1. Eksploitasi Kapabilitas Lokal
2. Lakukan Integrasi Tak Tampak
3. Kehendak Berbagi Pakai
4. Redesain Arsitektur Proses
5. Optimalkan Infrastruktur
6. Transformasi Organisasi

Dari keenam tahap tersebut dimaksudkan untuk menjaga keseimbangan antara mitra merger dalam mengintegrasikan sistem informasi yang dimiliki serta untuk mencairkan suasana ketegangan dalam politis yang seringkali mencampuri dalam penggabungan sistem informasi. Dengan adanya penggabungan sistem informasi tersebut dapat mengokohkan kekuatan dalam persaingan berbisnis, serta dapat meningkatkan kepuasan dari sisi pelanggan, didasari oleh penggabungan dan pertukaran informasi yang didapat dari perusahaan maka kebutuhan dari pelanggan pun kadang lebih terpenuhi, karena dari proses merger tersebut faktor dari sisi kepuasan pelanggan tidak boleh dilupakan baik dari segi pelayanan atau penjualan hasil produk. Maka sistem informasi ini dalam konteks penggabungannya dalam merger perusahaan, haruslah lebih dikembangkan, disusun, dan diterapkan agar tujuan dari perusahaan dapat tercapai bukan hanya dari keuntungannya saja.

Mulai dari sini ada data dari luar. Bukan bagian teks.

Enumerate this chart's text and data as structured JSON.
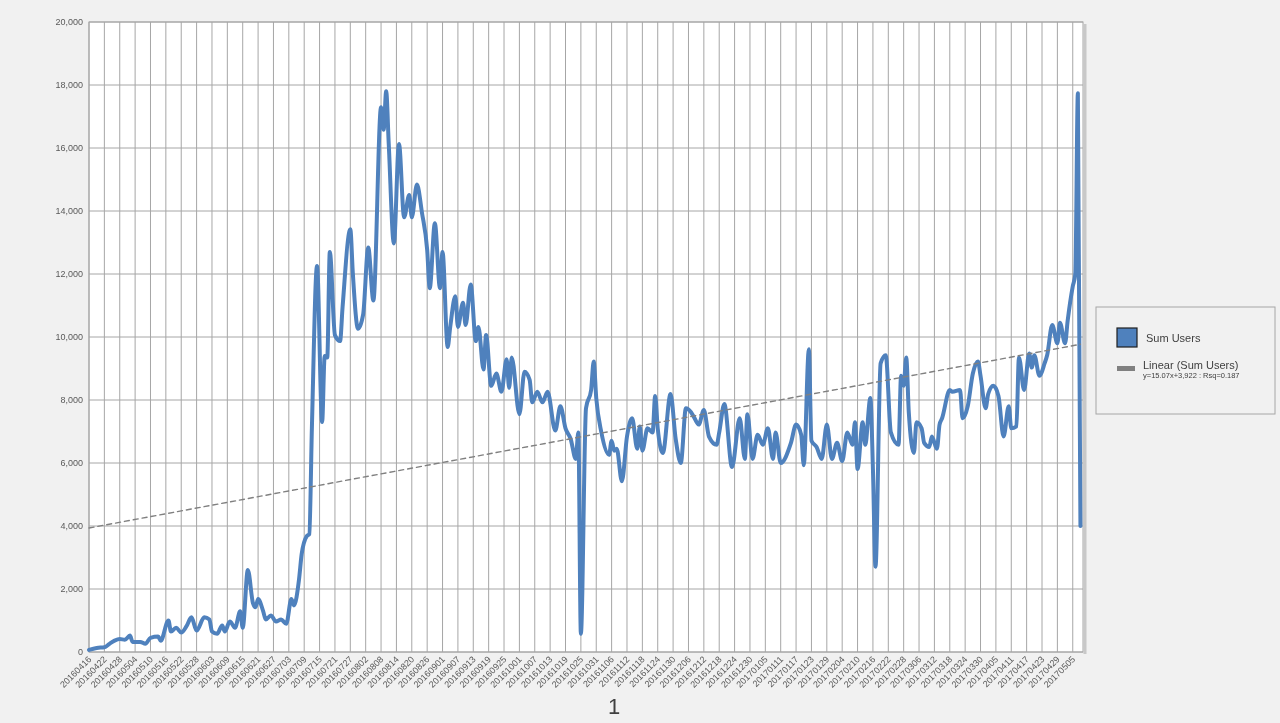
{
  "chart_data": {
    "type": "line",
    "legend": "right",
    "grid": true,
    "xlim": [
      "2016-04-16",
      "2017-05-09"
    ],
    "ylim": [
      0,
      20000
    ],
    "yticks": [
      0,
      {
        "value": 2000,
        "label": "2,000"
      },
      {
        "value": 4000,
        "label": "4,000"
      },
      {
        "value": 6000,
        "label": "6,000"
      },
      {
        "value": 8000,
        "label": "8,000"
      },
      {
        "value": 10000,
        "label": "10,000"
      },
      {
        "value": 12000,
        "label": "12,000"
      },
      {
        "value": 14000,
        "label": "14,000"
      },
      {
        "value": 16000,
        "label": "16,000"
      },
      {
        "value": 18000,
        "label": "18,000"
      },
      {
        "value": 20000,
        "label": "20,000"
      }
    ],
    "xticks": [
      {
        "value": "2016-04-16",
        "label": "20160416"
      },
      {
        "value": "2016-04-22",
        "label": "20160422"
      },
      {
        "value": "2016-04-28",
        "label": "20160428"
      },
      {
        "value": "2016-05-04",
        "label": "20160504"
      },
      {
        "value": "2016-05-10",
        "label": "20160510"
      },
      {
        "value": "2016-05-16",
        "label": "20160516"
      },
      {
        "value": "2016-05-22",
        "label": "20160522"
      },
      {
        "value": "2016-05-28",
        "label": "20160528"
      },
      {
        "value": "2016-06-03",
        "label": "20160603"
      },
      {
        "value": "2016-06-09",
        "label": "20160609"
      },
      {
        "value": "2016-06-15",
        "label": "20160615"
      },
      {
        "value": "2016-06-21",
        "label": "20160621"
      },
      {
        "value": "2016-06-27",
        "label": "20160627"
      },
      {
        "value": "2016-07-03",
        "label": "20160703"
      },
      {
        "value": "2016-07-09",
        "label": "20160709"
      },
      {
        "value": "2016-07-15",
        "label": "20160715"
      },
      {
        "value": "2016-07-21",
        "label": "20160721"
      },
      {
        "value": "2016-07-27",
        "label": "20160727"
      },
      {
        "value": "2016-08-02",
        "label": "20160802"
      },
      {
        "value": "2016-08-08",
        "label": "20160808"
      },
      {
        "value": "2016-08-14",
        "label": "20160814"
      },
      {
        "value": "2016-08-20",
        "label": "20160820"
      },
      {
        "value": "2016-08-26",
        "label": "20160826"
      },
      {
        "value": "2016-09-01",
        "label": "20160901"
      },
      {
        "value": "2016-09-07",
        "label": "20160907"
      },
      {
        "value": "2016-09-13",
        "label": "20160913"
      },
      {
        "value": "2016-09-19",
        "label": "20160919"
      },
      {
        "value": "2016-09-25",
        "label": "20160925"
      },
      {
        "value": "2016-10-01",
        "label": "20161001"
      },
      {
        "value": "2016-10-07",
        "label": "20161007"
      },
      {
        "value": "2016-10-13",
        "label": "20161013"
      },
      {
        "value": "2016-10-19",
        "label": "20161019"
      },
      {
        "value": "2016-10-25",
        "label": "20161025"
      },
      {
        "value": "2016-10-31",
        "label": "20161031"
      },
      {
        "value": "2016-11-06",
        "label": "20161106"
      },
      {
        "value": "2016-11-12",
        "label": "20161112"
      },
      {
        "value": "2016-11-18",
        "label": "20161118"
      },
      {
        "value": "2016-11-24",
        "label": "20161124"
      },
      {
        "value": "2016-11-30",
        "label": "20161130"
      },
      {
        "value": "2016-12-06",
        "label": "20161206"
      },
      {
        "value": "2016-12-12",
        "label": "20161212"
      },
      {
        "value": "2016-12-18",
        "label": "20161218"
      },
      {
        "value": "2016-12-24",
        "label": "20161224"
      },
      {
        "value": "2016-12-30",
        "label": "20161230"
      },
      {
        "value": "2017-01-05",
        "label": "20170105"
      },
      {
        "value": "2017-01-11",
        "label": "20170111"
      },
      {
        "value": "2017-01-17",
        "label": "20170117"
      },
      {
        "value": "2017-01-23",
        "label": "20170123"
      },
      {
        "value": "2017-01-29",
        "label": "20170129"
      },
      {
        "value": "2017-02-04",
        "label": "20170204"
      },
      {
        "value": "2017-02-10",
        "label": "20170210"
      },
      {
        "value": "2017-02-16",
        "label": "20170216"
      },
      {
        "value": "2017-02-22",
        "label": "20170222"
      },
      {
        "value": "2017-02-28",
        "label": "20170228"
      },
      {
        "value": "2017-03-06",
        "label": "20170306"
      },
      {
        "value": "2017-03-12",
        "label": "20170312"
      },
      {
        "value": "2017-03-18",
        "label": "20170318"
      },
      {
        "value": "2017-03-24",
        "label": "20170324"
      },
      {
        "value": "2017-03-30",
        "label": "20170330"
      },
      {
        "value": "2017-04-05",
        "label": "20170405"
      },
      {
        "value": "2017-04-11",
        "label": "20170411"
      },
      {
        "value": "2017-04-17",
        "label": "20170417"
      },
      {
        "value": "2017-04-23",
        "label": "20170423"
      },
      {
        "value": "2017-04-29",
        "label": "20170429"
      },
      {
        "value": "2017-05-05",
        "label": "20170505"
      }
    ],
    "annotations": [
      "y=15.07x+3,922 : Rsq=0.187",
      "1"
    ],
    "series": [
      {
        "name": "Sum Users",
        "color": "#4f81bd",
        "x": [
          "2016-04-16",
          "2016-04-19",
          "2016-04-22",
          "2016-04-24",
          "2016-04-26",
          "2016-04-28",
          "2016-04-30",
          "2016-05-02",
          "2016-05-03",
          "2016-05-06",
          "2016-05-08",
          "2016-05-10",
          "2016-05-13",
          "2016-05-14",
          "2016-05-17",
          "2016-05-18",
          "2016-05-20",
          "2016-05-22",
          "2016-05-24",
          "2016-05-26",
          "2016-05-28",
          "2016-05-31",
          "2016-06-02",
          "2016-06-03",
          "2016-06-05",
          "2016-06-07",
          "2016-06-08",
          "2016-06-10",
          "2016-06-12",
          "2016-06-14",
          "2016-06-15",
          "2016-06-17",
          "2016-06-19",
          "2016-06-20",
          "2016-06-21",
          "2016-06-23",
          "2016-06-24",
          "2016-06-26",
          "2016-06-28",
          "2016-06-30",
          "2016-07-02",
          "2016-07-04",
          "2016-07-05",
          "2016-07-07",
          "2016-07-08",
          "2016-07-10",
          "2016-07-11",
          "2016-07-12",
          "2016-07-14",
          "2016-07-16",
          "2016-07-17",
          "2016-07-18",
          "2016-07-19",
          "2016-07-21",
          "2016-07-23",
          "2016-07-24",
          "2016-07-27",
          "2016-07-28",
          "2016-07-30",
          "2016-08-01",
          "2016-08-03",
          "2016-08-05",
          "2016-08-08",
          "2016-08-09",
          "2016-08-10",
          "2016-08-11",
          "2016-08-13",
          "2016-08-15",
          "2016-08-17",
          "2016-08-19",
          "2016-08-20",
          "2016-08-22",
          "2016-08-24",
          "2016-08-26",
          "2016-08-27",
          "2016-08-29",
          "2016-08-31",
          "2016-09-01",
          "2016-09-03",
          "2016-09-04",
          "2016-09-06",
          "2016-09-07",
          "2016-09-09",
          "2016-09-10",
          "2016-09-12",
          "2016-09-14",
          "2016-09-15",
          "2016-09-17",
          "2016-09-18",
          "2016-09-20",
          "2016-09-22",
          "2016-09-24",
          "2016-09-26",
          "2016-09-27",
          "2016-09-28",
          "2016-10-01",
          "2016-10-03",
          "2016-10-05",
          "2016-10-06",
          "2016-10-08",
          "2016-10-10",
          "2016-10-12",
          "2016-10-15",
          "2016-10-17",
          "2016-10-19",
          "2016-10-21",
          "2016-10-23",
          "2016-10-24",
          "2016-10-25",
          "2016-10-27",
          "2016-10-29",
          "2016-10-30",
          "2016-10-31",
          "2016-11-02",
          "2016-11-05",
          "2016-11-06",
          "2016-11-07",
          "2016-11-08",
          "2016-11-10",
          "2016-11-12",
          "2016-11-14",
          "2016-11-16",
          "2016-11-17",
          "2016-11-18",
          "2016-11-20",
          "2016-11-22",
          "2016-11-23",
          "2016-11-24",
          "2016-11-26",
          "2016-11-29",
          "2016-12-01",
          "2016-12-03",
          "2016-12-05",
          "2016-12-07",
          "2016-12-08",
          "2016-12-10",
          "2016-12-12",
          "2016-12-14",
          "2016-12-17",
          "2016-12-18",
          "2016-12-20",
          "2016-12-23",
          "2016-12-26",
          "2016-12-28",
          "2016-12-29",
          "2016-12-31",
          "2017-01-02",
          "2017-01-04",
          "2017-01-06",
          "2017-01-08",
          "2017-01-09",
          "2017-01-11",
          "2017-01-15",
          "2017-01-17",
          "2017-01-19",
          "2017-01-20",
          "2017-01-22",
          "2017-01-23",
          "2017-01-25",
          "2017-01-27",
          "2017-01-29",
          "2017-01-31",
          "2017-02-02",
          "2017-02-04",
          "2017-02-06",
          "2017-02-08",
          "2017-02-09",
          "2017-02-10",
          "2017-02-12",
          "2017-02-13",
          "2017-02-15",
          "2017-02-16",
          "2017-02-17",
          "2017-02-19",
          "2017-02-21",
          "2017-02-23",
          "2017-02-26",
          "2017-02-27",
          "2017-02-28",
          "2017-03-01",
          "2017-03-02",
          "2017-03-04",
          "2017-03-05",
          "2017-03-07",
          "2017-03-08",
          "2017-03-10",
          "2017-03-11",
          "2017-03-13",
          "2017-03-14",
          "2017-03-15",
          "2017-03-18",
          "2017-03-19",
          "2017-03-22",
          "2017-03-23",
          "2017-03-25",
          "2017-03-27",
          "2017-03-29",
          "2017-03-30",
          "2017-04-01",
          "2017-04-02",
          "2017-04-04",
          "2017-04-06",
          "2017-04-08",
          "2017-04-10",
          "2017-04-11",
          "2017-04-13",
          "2017-04-14",
          "2017-04-16",
          "2017-04-18",
          "2017-04-19",
          "2017-04-20",
          "2017-04-22",
          "2017-04-24",
          "2017-04-25",
          "2017-04-27",
          "2017-04-29",
          "2017-04-30",
          "2017-05-02",
          "2017-05-03",
          "2017-05-05",
          "2017-05-06",
          "2017-05-07",
          "2017-05-08"
        ],
        "values": [
          65,
          130,
          150,
          260,
          360,
          410,
          390,
          520,
          320,
          320,
          260,
          450,
          490,
          360,
          1000,
          650,
          770,
          620,
          810,
          1100,
          680,
          1100,
          1030,
          650,
          580,
          840,
          650,
          970,
          770,
          1290,
          770,
          2600,
          1550,
          1420,
          1680,
          1290,
          1030,
          1160,
          970,
          1030,
          900,
          1680,
          1480,
          2320,
          3100,
          3680,
          3740,
          7100,
          12250,
          7300,
          9400,
          9350,
          12700,
          10060,
          9870,
          10970,
          13420,
          12000,
          10260,
          10710,
          12840,
          11160,
          17290,
          16580,
          17800,
          16130,
          12970,
          16130,
          13800,
          14510,
          13800,
          14840,
          13930,
          12770,
          11550,
          13610,
          11550,
          12700,
          9680,
          10320,
          11290,
          10320,
          11090,
          10380,
          11670,
          9870,
          10320,
          8970,
          10060,
          8450,
          8840,
          8260,
          9290,
          8390,
          9350,
          7550,
          8900,
          8640,
          7930,
          8260,
          7930,
          8260,
          7030,
          7800,
          7100,
          6770,
          6130,
          6970,
          580,
          7740,
          8320,
          9220,
          8060,
          6970,
          6260,
          6710,
          6390,
          6450,
          5420,
          6840,
          7420,
          6450,
          7160,
          6390,
          7100,
          6970,
          8130,
          7100,
          6320,
          8190,
          6770,
          6000,
          7740,
          7610,
          7480,
          7220,
          7680,
          6840,
          6580,
          6970,
          7870,
          5870,
          7420,
          6130,
          7550,
          6130,
          6900,
          6580,
          7100,
          6130,
          6970,
          6000,
          6640,
          7220,
          6900,
          5930,
          9610,
          6710,
          6510,
          6130,
          7220,
          6130,
          6640,
          6060,
          6970,
          6580,
          7290,
          5810,
          7290,
          6580,
          8060,
          5810,
          2710,
          9160,
          9420,
          6970,
          6580,
          8770,
          8450,
          9350,
          7610,
          6320,
          7290,
          7100,
          6640,
          6510,
          6840,
          6450,
          7220,
          7420,
          8320,
          8260,
          8320,
          7420,
          7800,
          8840,
          9220,
          8770,
          7740,
          8190,
          8450,
          8130,
          6840,
          7800,
          7100,
          7160,
          9350,
          8320,
          9480,
          9030,
          9420,
          8770,
          9160,
          9420,
          10380,
          9800,
          10450,
          9800,
          10510,
          11610,
          12000,
          17740,
          4000
        ]
      },
      {
        "name": "Linear (Sum Users)",
        "color": "#808080",
        "line_style": "dashed",
        "x": [
          "2016-04-16",
          "2017-05-08"
        ],
        "values": [
          3937,
          9769
        ]
      }
    ]
  }
}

1. Fenomena Integrasi Sistem Informasi
Tuntutan globalisasi dan persaingan bebas serta terbuka dewasa ini secara langsung telah memaksa berbagai organisasi komersial seperti perusahaan maupun non komersial seperti pemerintah untuk menata uang platform organisasinya. Dalam konteks ini, berbagai inisiatif strategi ditelurkan oleh sejumlah praktisi organisasi yang masing-masing mengarah pada keinginan berkolaborasi atau berkooperasi untuk menyusun kekuatan dan keunggulan baru dalam bersaing (baca: coopetition = collaboration to compete). Terkait dengan hal ini, sejumlah fenomena yang menggejala akhir-akhir ini
antara lain:
• Terjadinya merger dan akuisisi antar dua atau sejumlah organisasi dalam berbagai industri vertikal, seperti: perbankan, asuransi, manufaktur, pendidikan, kesehatan, dan lain
sebagainya;
• Restrukturisasi korporasi yang dilakukan dengan mengubah pola relasi antar anak-anakperusahaan dalam sebuah konsorsium grup usaha;
• Strategi kerjasama berbagai institusi pemerintah secara lintas sektoral untuk meningkatkan kinerja birokrasi;
• Tuntutan berbagai mitra usaha dalam dan luar negeri untuk meningkatkan kualitas aliansi dan kolaborasi; dan lain sebagainya.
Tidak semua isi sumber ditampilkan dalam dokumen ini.